Drucksache 14/5555
– 218 –
Deutscher Bundestag – 14. Wahlperiode
Anlage 15 (zu Nr. 6.5)
Entschließung der 58. Konferenz der Datenschutzbeauftragten des Bundes und der Länder
vom 7./8. Oktober 1999 zu:
Täter-Opfer-Ausgleich und Datenschutz
Kernstück datenschutzrechtlicher Überlegungen zum Täter-Opfer-Ausgleich ist die Frage, ob Institutionen zur
Durchführung des Ausgleichsverfahrens umfassende Informationen insbesondere über Opfer von Straftaten erhalten dürfen, ohne dass diese davon Kenntnis erlangt und
eingewilligt haben.
Darin wäre ein unverhältnismäßiger Eingriff in das Recht
auf informationelle Selbstbestimmung der Betroffenen zu
sehen. Dies ist nach geltendem Recht unzulässig.
Der nunmehr vorliegende Gesetzentwurf der Bundesregierung (BR-Drs. 325/99 vom 28.Mai 1999) sieht in
§ 155a Satz 3 StPO-Entwurf vor, dass nur der ausdrücklich geäußerte entgegenstehende Wille der oder des Verletzten dazu führt, dass keine Datenübermittlungen an
Schlichtungsstellen erfolgen sollen. Das bedeutet, dass
solche im Einzelfall gleichwohl möglich sind. Dies halten
die Datenschutzbeauftragten nicht für ausreichend.
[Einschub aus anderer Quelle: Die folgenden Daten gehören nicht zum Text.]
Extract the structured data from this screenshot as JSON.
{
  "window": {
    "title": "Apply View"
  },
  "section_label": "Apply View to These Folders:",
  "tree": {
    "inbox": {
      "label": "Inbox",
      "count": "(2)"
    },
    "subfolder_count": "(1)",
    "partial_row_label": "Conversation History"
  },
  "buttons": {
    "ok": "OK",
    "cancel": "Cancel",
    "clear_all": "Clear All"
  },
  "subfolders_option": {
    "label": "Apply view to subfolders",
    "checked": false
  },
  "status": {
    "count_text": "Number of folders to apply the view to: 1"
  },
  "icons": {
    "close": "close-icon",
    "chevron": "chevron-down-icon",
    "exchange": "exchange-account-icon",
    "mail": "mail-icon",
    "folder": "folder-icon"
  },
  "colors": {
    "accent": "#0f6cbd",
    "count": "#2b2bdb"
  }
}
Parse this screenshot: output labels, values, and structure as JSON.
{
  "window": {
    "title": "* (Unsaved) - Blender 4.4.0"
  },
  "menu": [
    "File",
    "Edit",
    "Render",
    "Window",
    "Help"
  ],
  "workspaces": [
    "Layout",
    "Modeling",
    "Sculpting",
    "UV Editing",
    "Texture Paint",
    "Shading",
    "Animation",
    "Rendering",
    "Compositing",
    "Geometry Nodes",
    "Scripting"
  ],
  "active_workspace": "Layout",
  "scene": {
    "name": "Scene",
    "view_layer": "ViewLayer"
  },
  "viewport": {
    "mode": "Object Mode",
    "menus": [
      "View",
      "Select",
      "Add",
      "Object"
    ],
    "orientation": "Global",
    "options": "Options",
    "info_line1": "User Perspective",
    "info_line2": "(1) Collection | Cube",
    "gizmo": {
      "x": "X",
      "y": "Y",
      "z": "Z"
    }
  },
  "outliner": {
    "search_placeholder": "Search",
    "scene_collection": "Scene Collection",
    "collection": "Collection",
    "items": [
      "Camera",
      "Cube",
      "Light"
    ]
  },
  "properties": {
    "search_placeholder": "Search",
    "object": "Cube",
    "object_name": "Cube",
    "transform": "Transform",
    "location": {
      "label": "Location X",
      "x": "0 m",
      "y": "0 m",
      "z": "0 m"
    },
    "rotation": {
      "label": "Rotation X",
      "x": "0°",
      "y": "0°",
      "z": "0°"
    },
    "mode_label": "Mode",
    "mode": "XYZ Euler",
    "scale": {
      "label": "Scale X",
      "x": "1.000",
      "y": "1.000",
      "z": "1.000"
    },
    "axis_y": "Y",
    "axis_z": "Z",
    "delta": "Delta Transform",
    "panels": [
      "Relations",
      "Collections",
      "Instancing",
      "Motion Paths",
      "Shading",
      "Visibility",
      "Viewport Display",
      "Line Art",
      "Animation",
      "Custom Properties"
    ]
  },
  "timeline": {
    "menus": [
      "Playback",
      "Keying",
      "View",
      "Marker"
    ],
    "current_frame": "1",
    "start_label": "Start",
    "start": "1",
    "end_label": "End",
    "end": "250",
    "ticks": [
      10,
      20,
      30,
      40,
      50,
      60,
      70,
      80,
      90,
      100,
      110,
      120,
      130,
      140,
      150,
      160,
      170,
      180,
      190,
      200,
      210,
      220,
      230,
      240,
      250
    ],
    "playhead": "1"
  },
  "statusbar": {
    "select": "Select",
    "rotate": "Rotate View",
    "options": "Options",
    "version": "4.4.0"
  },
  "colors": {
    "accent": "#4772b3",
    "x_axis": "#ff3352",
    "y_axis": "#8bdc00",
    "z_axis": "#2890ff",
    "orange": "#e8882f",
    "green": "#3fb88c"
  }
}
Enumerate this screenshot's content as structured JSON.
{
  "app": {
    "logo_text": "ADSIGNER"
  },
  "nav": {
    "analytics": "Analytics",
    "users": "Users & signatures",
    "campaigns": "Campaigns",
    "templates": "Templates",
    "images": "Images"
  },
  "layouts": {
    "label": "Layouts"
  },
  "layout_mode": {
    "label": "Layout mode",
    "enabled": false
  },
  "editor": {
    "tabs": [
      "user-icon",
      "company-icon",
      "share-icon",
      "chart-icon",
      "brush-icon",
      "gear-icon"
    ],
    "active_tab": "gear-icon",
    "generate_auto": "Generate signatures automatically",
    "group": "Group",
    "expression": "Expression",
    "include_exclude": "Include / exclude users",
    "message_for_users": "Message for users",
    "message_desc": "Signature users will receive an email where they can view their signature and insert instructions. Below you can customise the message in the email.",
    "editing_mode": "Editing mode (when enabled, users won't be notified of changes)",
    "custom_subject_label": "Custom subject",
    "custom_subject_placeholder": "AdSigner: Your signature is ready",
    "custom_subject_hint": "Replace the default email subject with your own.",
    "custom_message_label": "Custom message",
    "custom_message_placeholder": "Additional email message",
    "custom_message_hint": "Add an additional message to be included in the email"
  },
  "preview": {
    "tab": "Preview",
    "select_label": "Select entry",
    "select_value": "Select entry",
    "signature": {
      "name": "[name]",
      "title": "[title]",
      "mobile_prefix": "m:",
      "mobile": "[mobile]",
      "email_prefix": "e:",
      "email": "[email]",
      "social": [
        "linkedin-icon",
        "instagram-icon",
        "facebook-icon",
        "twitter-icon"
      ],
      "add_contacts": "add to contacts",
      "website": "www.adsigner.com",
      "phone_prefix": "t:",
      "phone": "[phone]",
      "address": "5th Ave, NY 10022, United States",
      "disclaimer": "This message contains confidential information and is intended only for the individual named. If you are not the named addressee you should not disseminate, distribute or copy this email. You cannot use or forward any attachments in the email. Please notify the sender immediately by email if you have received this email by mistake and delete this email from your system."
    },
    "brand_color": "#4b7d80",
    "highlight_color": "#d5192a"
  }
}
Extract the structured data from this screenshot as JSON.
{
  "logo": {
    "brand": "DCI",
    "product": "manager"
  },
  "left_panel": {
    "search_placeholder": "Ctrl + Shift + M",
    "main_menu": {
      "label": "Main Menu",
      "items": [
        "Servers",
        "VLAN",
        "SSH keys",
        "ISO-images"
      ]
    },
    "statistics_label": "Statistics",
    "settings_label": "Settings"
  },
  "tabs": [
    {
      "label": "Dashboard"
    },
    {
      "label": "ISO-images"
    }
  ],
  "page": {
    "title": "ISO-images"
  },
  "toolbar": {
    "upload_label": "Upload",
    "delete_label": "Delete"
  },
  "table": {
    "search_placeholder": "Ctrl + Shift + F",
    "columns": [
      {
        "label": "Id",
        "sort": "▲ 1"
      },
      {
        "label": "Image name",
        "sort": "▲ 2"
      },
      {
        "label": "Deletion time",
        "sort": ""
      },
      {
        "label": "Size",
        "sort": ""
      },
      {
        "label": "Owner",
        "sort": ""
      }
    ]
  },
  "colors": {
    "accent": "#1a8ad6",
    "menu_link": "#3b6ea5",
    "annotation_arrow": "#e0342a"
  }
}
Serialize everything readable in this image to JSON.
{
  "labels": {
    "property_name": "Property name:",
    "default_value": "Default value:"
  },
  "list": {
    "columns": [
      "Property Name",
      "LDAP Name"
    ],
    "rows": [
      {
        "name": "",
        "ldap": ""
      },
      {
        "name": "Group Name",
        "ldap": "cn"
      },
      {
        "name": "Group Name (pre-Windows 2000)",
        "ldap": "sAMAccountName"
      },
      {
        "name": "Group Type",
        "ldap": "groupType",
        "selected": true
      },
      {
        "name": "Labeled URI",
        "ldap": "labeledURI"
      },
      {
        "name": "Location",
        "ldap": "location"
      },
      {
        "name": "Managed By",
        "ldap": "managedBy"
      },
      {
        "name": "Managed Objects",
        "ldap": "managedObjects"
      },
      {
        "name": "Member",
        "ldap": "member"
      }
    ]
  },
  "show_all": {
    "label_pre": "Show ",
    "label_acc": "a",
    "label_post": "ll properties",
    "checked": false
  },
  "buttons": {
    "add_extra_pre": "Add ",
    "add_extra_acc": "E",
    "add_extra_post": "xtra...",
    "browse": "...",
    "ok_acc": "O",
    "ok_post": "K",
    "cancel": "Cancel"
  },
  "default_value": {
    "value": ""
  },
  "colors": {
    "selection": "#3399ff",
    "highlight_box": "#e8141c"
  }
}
Der Bundesrat ist sogar dem Gesetzentwurf der Bundesregierung nicht gefolgt; er hat vielmehr angeregt, im Gesetz klarzustellen, dass es für solche Datenübermittlungen
auf den Willen der Opfer nicht ankommen soll. Folgende
Argumente werden dafür genannt: Eine vor der Einschaltung von Schlichtungsstellen durch die Justiz einzuholende Einwilligung führe dazu, dass das kriminalpolitisch
wichtige Institut des „Täter-Opfer-Ausgleichs“ nicht ausreichend genutzt werde. Erst die professionelle Tätigkeit
der Schlichtungsstellen mit ihrem Selbstverständnis als
„objektive Dritte mit dem Gebot der Unterstützung jeder
Partei“ könnte wirksame Überzeugungsarbeit leisten; nur
dann könne der Rechtsfriede dauerhafter als bei herkömmlichen Verfahren sichergestellt werden, wenn durch
die „fachlich geleitete Auseinandersetzung“ der „am
strafrechtlich relevanten Konflikt beteiligten Parteien im
Idealfall Verständnis und wechselseitige Toleranz geweckt werden“.
Dieser Argumentation widersprechen die Datenschutzbeauftragten entschieden: Die Achtung und wirksame Unterstützung der Opfer ist ein wesentliches Anliegen des
Strafverfahrens. Rechtsfriede und Toleranz können nur
verwirklicht werden, wenn die Strafverfolgungsbehörden
bei Datenübermittlungen an Schlichtungsstellen (z. B. in
der Rechtsform von Vereinen) den Willen und die Eigenverantwortung der Opfer uneingeschränkt respektieren.
Auch die Sicht der Beschuldigten, ohne deren Mitwirkung der Täter-Opfer-Ausgleich nicht durchgeführt werden kann, sollte von den Strafverfolgungsbehörden dabei
berücksichtigt werden. Die Konferenz der Datenschutzbeauftragten fordert deshalb, dass an der Voraussetzung
der unzweifelhaften Einwilligung vor solchen Datenübermittlungen festgehalten wird.
Ferner sollte der Gesetzgeber festlegen, dass die Berichte
der Schlichtungsstellen an Staatsanwaltschaft und Gericht
nur für Zwecke der Rechtspflege verwendet werden dürfen. Das besondere Vertrauensverhältnis zwischen den
Schlichtungsstellen und den am „Täter-Opfer-Ausgleich“
Beteiligten muss gesetzlich geschützt werden.